The past 2 days have been a bit challenging. In the midst of backing up my files to a portable hard drive early Monday morning (after working through the weekend on a variety of back to school tasks) ... the hard drive on my Powerbook stopped responding when I tried to stop the copying process since it was taking longer than I had expected. When I couldn't stop the process, I chose to "force quit" and relaunch the Finder to get out of the "copying" mode. The computer would not cooperate and I needed to leave for work, so I chose to simply "shut down" the computer.

And now, so sad to report, I have not been able to start it back up. I haven't had a great deal of time to try the various utilities (such as Disk Warrior), but preliminary measures (booting in "target" mode and Safe booting) have been fruitless. I am becoming less confident that I will actually be able to get my data back. I am pretty diligent about backing up at least monthly, and usually archive important files as I create them (to a server or some portable device), just in case of a technolgy failure, so I only stand to lose a few weeks worth of work.

We were also plagued by network glitches today. Our well-planned roll out of Tiger, and Open Directory services has taught us a thing or two. Teachers and staff are becoming restless, it's amazing how much we actually depend on this stuff.

To top it off, I created a nifty movie to present to our back to school celebration this evening, and when playing in full screen mode from iMovie, through a data projector, the soundtrack would simply not keep up with the video... what's with that!? I was presenting from a brand new MacBook with nothing else running, and having almost 30 GBs of free hard drive space. How disappointing and a tad embarassing, since I "am" the technology person.

Oh well, unless you're dead, you can recover from the worst that happens. I hope tomorrow is less problematic.

Saturday, August 12, 2006

Videogrunt and Podgrunt --

From the Silicon Valley in California, comes the "grunt" series. I learned about this in the periodic "Apple news" email that I receive. These short episodes are creatively presented in plain English! Whether you are a new or seasoned user of video, this is a great series.

"Videogrunt is an innovative, free video podcast--illustrates the basics of digital video, delivered in short snippets. The informative 'grunt' clips are produced in high-definition video and then scaled down to size for viewing on the gruntmedia website, your personal computer or a video-capable iPod."

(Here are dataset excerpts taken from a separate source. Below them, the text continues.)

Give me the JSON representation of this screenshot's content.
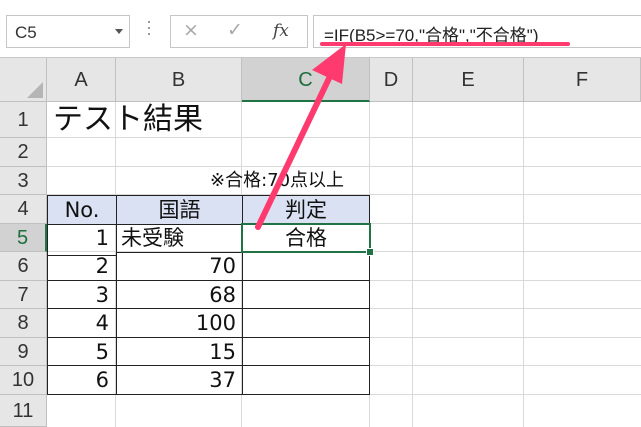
{
  "formula_bar": {
    "name_box": "C5",
    "cancel_icon": "×",
    "enter_icon": "✓",
    "fx_label": "fx",
    "formula": "=IF(B5>=70,\"合格\",\"不合格\")"
  },
  "columns": [
    "A",
    "B",
    "C",
    "D",
    "E",
    "F"
  ],
  "rows": [
    "1",
    "2",
    "3",
    "4",
    "5",
    "6",
    "7",
    "8",
    "9",
    "10",
    "11"
  ],
  "sheet": {
    "title": "テスト結果",
    "note": "※合格:70点以上",
    "headers": {
      "no": "No.",
      "subject": "国語",
      "result": "判定"
    },
    "records": [
      {
        "no": "1",
        "score": "未受験",
        "result": "合格"
      },
      {
        "no": "2",
        "score": "70",
        "result": ""
      },
      {
        "no": "3",
        "score": "68",
        "result": ""
      },
      {
        "no": "4",
        "score": "100",
        "result": ""
      },
      {
        "no": "5",
        "score": "15",
        "result": ""
      },
      {
        "no": "6",
        "score": "37",
        "result": ""
      }
    ]
  },
  "selection": {
    "active_cell": "C5"
  },
  "colors": {
    "accent_green": "#217346",
    "header_fill": "#d9e1f2",
    "annotation_pink": "#ff3a6e"
  }
}
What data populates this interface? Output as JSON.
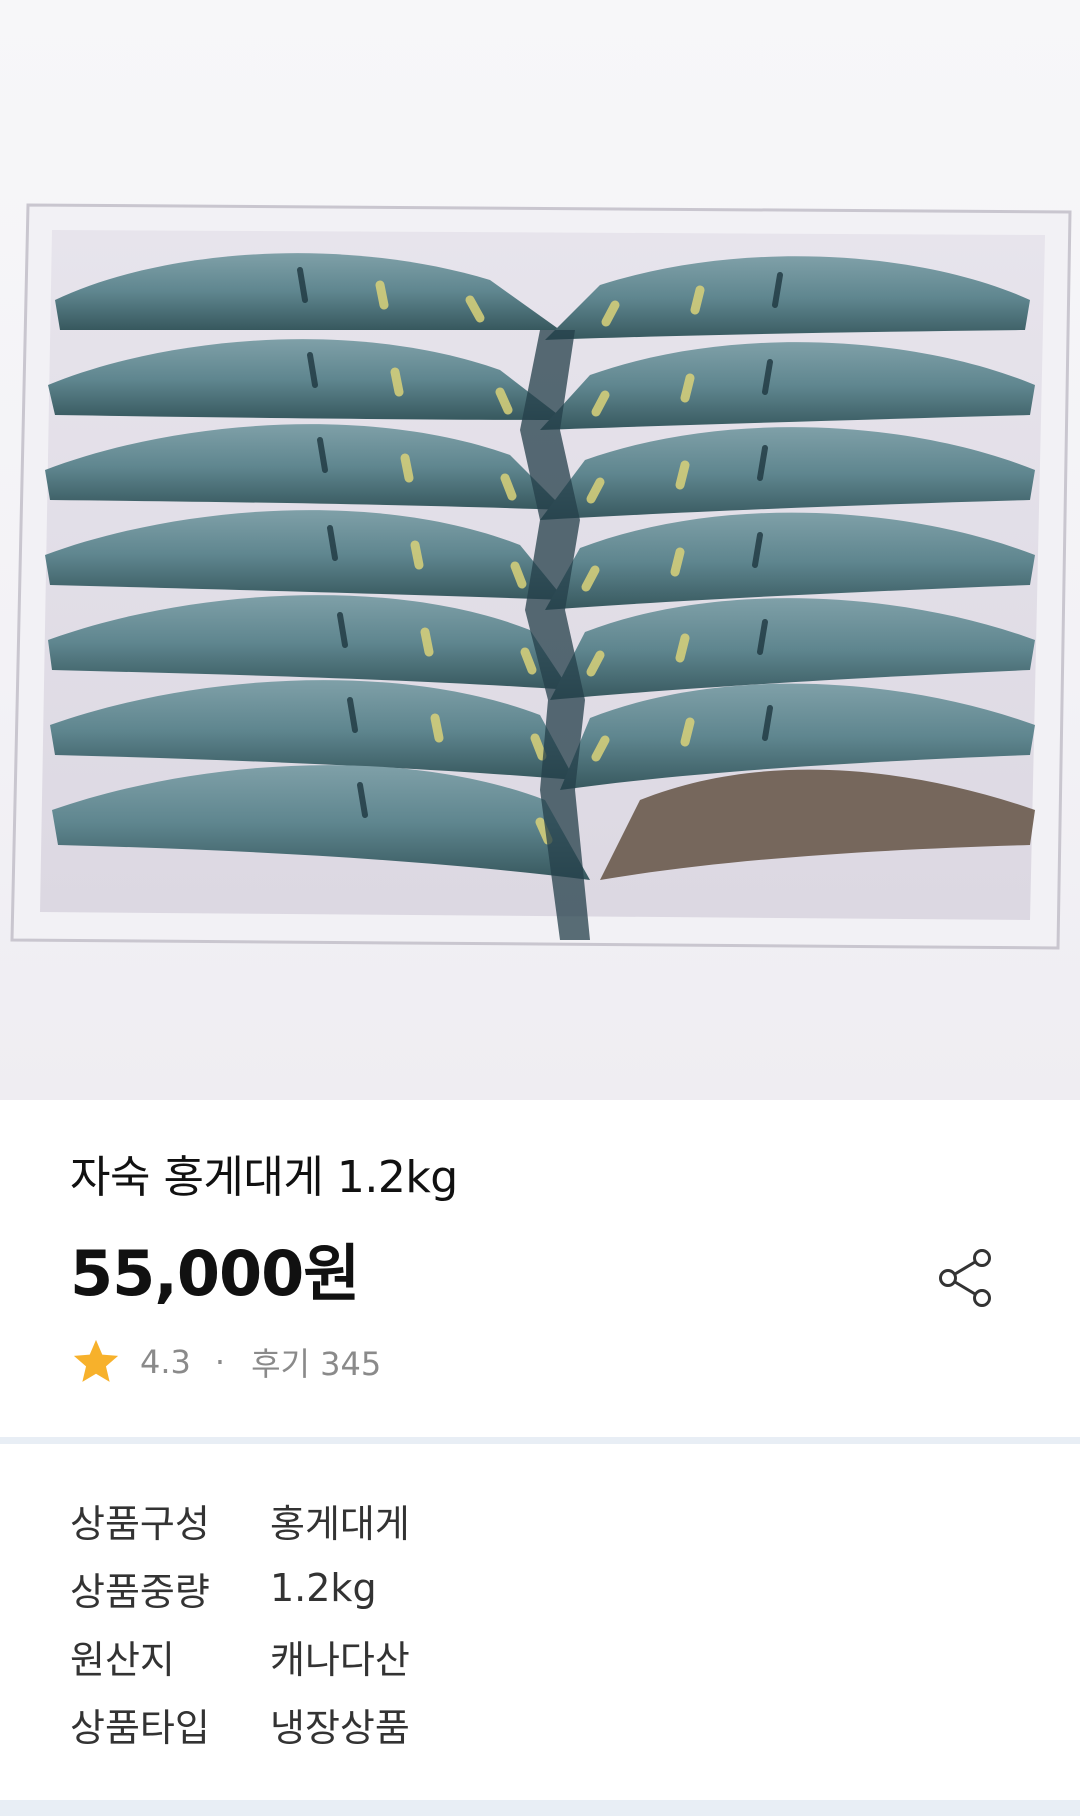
{
  "product": {
    "title": "자숙 홍게대게 1.2kg",
    "price": "55,000원",
    "rating": "4.3",
    "separator": "·",
    "reviews": "후기 345"
  },
  "icons": {
    "share": "share-icon",
    "star": "star-icon"
  },
  "colors": {
    "star": "#f7b12b",
    "divider": "#e8eef5",
    "muted_text": "#8a8a8a"
  },
  "specs": [
    {
      "label": "상품구성",
      "value": "홍게대게"
    },
    {
      "label": "상품중량",
      "value": "1.2kg"
    },
    {
      "label": "원산지",
      "value": "캐나다산"
    },
    {
      "label": "상품타입",
      "value": "냉장상품"
    }
  ]
}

Learn something new about video by watching the first four "videogrunt" podcasts.

And, if you follow the links on this page, you will be able also subscribe to the "podgrunt" series.

What a great introductory series on the basics of video and audio to share with teachers and students!

Wednesday, August 02, 2006

Classroom collaboration online

Last Friday I presented a workshop for the ICE summer series on Classroom Collaboration Tools. Our focus was primarily the use of blogs and wikis, although we briefly looked at the social bookmarking and photo sharing sites (mentioned here previously).

I am particularly fond of wikis as a classroom tool. Teachers can easily create a wiki page for their classrooms and assign student (individually or in teams) to the task of being the "scribe" or notetakers for the day. The wiki environment allows teachers and other students to make corrections, or add to the work of the scribe.

Students can visit the wiki to review the class notes, or answer questions that may need to be clarified. At the end of the course, there is a day to day, or week to week record of what was covered. Wikis can be password protected, editors can elect to have changes emailed to them, and the history of changes and additions make it easy to manage.

Two online sources for creating wikis are and For the summer workshop, I created a pbwiki page at: -- when you visit the pbwiki site, you will discover that it literally takes only 10 seconds to create a wiki page! The other source I would recommend is, which allows the wiki owner to password protect the information, plus limit who can view the wiki. Check out this Georgia teacher's wikispace for ideas on how wikis can catapult your classroom into the 21st century!